Neppure "Marionette" mi era sembrata una grande storia, a dire il vero: ma aveva un che di sclaviano, un tono malinconico con punte decisamente nere che me l'aveva resa in parte accattivante, pur con diversi difetti -soprattutto un Groucho particolarmente invadente e altrettanto irritante per la bassa qualità delle sue battute. Oggi, di quella che credo sia la storia dylaniana più lunga non apparsa in uno speciale (escludendo ovviamente le storie doppie della serie regolare), riesco a salvare solo i maestosi disegni di Brindisi, che approfitta del grande formato per realizzare tavole ricche di dettagli, sia in interni che in esterni, ricorrendo spesso a campi lunghi o lunghissimi (ho letto nelle pagine precedenti del thread che la stampa avrebbe penalizzato la bellezza dei suoi disegni, e quasi non riesco a crederci, visto che già mi pare una delle sue prove migliori.)
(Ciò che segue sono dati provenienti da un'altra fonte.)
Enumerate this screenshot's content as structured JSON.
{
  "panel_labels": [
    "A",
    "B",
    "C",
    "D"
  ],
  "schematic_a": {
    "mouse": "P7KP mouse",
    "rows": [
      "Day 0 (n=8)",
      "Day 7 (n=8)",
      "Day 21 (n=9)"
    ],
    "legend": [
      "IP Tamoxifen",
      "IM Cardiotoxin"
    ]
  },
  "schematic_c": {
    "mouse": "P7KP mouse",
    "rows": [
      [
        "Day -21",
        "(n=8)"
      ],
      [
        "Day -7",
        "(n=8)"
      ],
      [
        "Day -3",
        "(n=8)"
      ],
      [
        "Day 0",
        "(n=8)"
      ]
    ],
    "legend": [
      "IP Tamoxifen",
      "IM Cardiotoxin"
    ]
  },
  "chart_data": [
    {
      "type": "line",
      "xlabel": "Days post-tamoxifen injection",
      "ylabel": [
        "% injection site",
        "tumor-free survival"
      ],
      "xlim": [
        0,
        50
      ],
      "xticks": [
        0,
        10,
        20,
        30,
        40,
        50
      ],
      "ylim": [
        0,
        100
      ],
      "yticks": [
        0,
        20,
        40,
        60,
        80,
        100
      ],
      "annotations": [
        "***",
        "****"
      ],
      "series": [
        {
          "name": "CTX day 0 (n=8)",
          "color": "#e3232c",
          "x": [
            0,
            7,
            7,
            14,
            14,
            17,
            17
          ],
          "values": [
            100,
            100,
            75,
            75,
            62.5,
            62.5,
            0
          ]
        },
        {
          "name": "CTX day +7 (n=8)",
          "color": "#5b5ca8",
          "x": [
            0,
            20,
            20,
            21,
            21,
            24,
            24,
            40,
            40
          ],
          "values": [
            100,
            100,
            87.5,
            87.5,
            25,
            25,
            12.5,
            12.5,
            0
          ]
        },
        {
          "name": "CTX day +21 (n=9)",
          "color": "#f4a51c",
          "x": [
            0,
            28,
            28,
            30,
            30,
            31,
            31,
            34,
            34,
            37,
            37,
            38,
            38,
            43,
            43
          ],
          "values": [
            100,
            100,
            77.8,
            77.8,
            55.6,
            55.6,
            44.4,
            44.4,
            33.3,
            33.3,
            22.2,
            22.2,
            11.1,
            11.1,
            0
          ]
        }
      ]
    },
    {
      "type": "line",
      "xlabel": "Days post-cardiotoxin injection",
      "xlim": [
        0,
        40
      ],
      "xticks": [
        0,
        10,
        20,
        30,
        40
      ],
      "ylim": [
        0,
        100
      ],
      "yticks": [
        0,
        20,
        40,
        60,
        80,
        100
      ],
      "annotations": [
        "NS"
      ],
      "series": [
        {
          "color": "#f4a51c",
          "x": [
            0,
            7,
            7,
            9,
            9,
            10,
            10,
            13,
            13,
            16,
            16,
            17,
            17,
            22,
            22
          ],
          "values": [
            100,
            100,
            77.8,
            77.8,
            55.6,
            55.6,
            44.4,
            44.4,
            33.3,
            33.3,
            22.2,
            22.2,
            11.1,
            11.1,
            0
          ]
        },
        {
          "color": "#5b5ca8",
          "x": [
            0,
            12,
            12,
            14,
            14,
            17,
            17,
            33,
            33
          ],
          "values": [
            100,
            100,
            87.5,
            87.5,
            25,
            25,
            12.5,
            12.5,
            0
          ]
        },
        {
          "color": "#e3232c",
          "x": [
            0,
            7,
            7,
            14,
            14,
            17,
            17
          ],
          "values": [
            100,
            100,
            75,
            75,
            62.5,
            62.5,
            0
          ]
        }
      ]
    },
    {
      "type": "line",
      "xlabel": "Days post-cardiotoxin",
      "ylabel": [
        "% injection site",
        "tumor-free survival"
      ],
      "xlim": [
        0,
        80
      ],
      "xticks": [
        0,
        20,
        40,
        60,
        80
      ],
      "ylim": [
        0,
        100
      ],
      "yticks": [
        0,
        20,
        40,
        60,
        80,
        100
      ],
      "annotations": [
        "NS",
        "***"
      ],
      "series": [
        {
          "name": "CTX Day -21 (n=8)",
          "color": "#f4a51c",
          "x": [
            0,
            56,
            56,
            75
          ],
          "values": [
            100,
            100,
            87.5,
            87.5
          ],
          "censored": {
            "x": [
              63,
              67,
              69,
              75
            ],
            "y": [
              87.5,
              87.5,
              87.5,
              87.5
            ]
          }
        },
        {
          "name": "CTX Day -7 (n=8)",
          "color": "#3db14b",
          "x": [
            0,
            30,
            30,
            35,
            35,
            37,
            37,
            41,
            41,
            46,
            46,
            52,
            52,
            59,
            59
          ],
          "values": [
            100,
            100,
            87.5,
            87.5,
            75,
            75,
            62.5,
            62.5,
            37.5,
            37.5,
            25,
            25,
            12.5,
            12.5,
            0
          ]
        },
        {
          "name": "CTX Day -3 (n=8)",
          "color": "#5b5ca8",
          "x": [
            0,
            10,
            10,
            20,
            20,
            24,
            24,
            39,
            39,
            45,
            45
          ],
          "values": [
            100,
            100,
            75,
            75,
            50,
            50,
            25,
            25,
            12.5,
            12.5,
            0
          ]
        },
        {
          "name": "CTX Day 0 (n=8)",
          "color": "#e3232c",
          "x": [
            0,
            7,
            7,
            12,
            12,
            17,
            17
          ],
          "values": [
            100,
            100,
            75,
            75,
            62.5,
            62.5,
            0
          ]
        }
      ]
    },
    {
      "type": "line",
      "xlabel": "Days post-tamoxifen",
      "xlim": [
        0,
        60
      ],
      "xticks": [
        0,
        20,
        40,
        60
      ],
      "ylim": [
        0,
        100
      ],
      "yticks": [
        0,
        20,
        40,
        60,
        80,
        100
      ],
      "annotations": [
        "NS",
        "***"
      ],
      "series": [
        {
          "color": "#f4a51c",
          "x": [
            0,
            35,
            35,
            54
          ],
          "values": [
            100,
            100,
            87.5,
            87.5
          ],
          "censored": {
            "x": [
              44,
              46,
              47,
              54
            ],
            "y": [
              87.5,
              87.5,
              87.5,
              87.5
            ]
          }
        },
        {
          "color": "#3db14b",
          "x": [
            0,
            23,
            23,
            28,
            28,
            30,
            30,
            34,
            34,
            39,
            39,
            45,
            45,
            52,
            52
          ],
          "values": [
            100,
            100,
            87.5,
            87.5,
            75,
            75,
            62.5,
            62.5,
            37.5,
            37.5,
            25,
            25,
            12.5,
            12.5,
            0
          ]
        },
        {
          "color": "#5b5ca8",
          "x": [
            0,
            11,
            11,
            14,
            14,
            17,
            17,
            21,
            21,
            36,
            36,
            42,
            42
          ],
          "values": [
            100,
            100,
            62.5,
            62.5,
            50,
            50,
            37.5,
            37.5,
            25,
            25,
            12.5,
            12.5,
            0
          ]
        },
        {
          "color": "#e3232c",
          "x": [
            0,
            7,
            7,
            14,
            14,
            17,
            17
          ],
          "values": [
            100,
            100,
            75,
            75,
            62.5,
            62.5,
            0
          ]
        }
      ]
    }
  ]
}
Il problema è nella sceneggiatura, e adesso ho l'impressione che la causa inizi a intravedersi ancor prima dell'inizio, ossia a partire dalla scelta di Gonano di usare uno pseudonimo (anche se Brindisi prova a sabotarlo -si veda, a pag. 38, la scritta "G.ONAN" sul retro di un furgone
). All'epoca, se non ricordo male, si sospettò che dietro quella sigla ci fosse un altro sceneggiatore bonelliano, creatore o autore di punta di qualche altro personaggio, che aveva scelto il semi-anonimato un po' per gioco, un po' per evitare che il lettore dylaniano lo associasse al suo personaggio principale (o, viceversa, che il pubblico del suo personaggio principale lo associasse a Dylan Dog).
Adesso, dopo aver scoperto la sua identità, ho invece il fortissimo sospetto che Gonano si vergognasse un po' di far apparire il suo nome su una testata come Dylan Dog, forse perché considerato un fumetto dal target adolescenziale. Il che spiegherebbe non solo lo pseudonimo, ma anche l'estrema "letterarietà" (che significa anche, ma non solo, verbosità: si vedano le riflessioni in voce over di Julia) della storia, il suo indulgere in tematiche "serie" ibridandole con riflessioni esistenzial-filosofiche alla Sclavi. La scelta di aprire con la morte della ragazza di Dylan è insolita, anche se costringe di fatto a narrare quasi tutto in flashback -soluzione che del resto è coerente con i risvolti noir della storia (con echi di "Chinatown" di Polanski, oltre che forse dell'Ellroy di "Dalia Nera"), ma che rende non sempre scorrevolissima la lettura.
Si vede, come detto, che Gonano prova a rifarsi a Sclavi, ma i risultati sono pasticciatissimi, sia nei dettagli (goffa e pretenziosa la canzone di pag. 110, fastidiosi oltre ogni limite Groucho e la parlata "robotica" di Robbie, un Dylan alternativamente cupo e apatico che si riscuote dal torpore solo per coprire le prove di un omicidio), sia nel complesso. Deludono in particolare il tono paternalistico e lo stile didascalico dell'autore: la metafora burattinesca viene sottolineata (anche nei dialoghi) appena possibile, come se non ci si fidasse dell'intelligenza del lettore medio di Dylan Dog -il tema della libertà e delle catene che ci vincolano viene portato avanti per tutta la durata della storia, ma non si capisce dove si voglia andare a parare; e perfino l'epilogo è confuso, al punto che non si riesce neanche a scoprire se Stromboli fosse al corrente (e quanto eventualmente fosse complice) dei delitti di Robbie, il cui movente e le cui dinamiche, a loro volta, non è che siano proprio chiarissimi.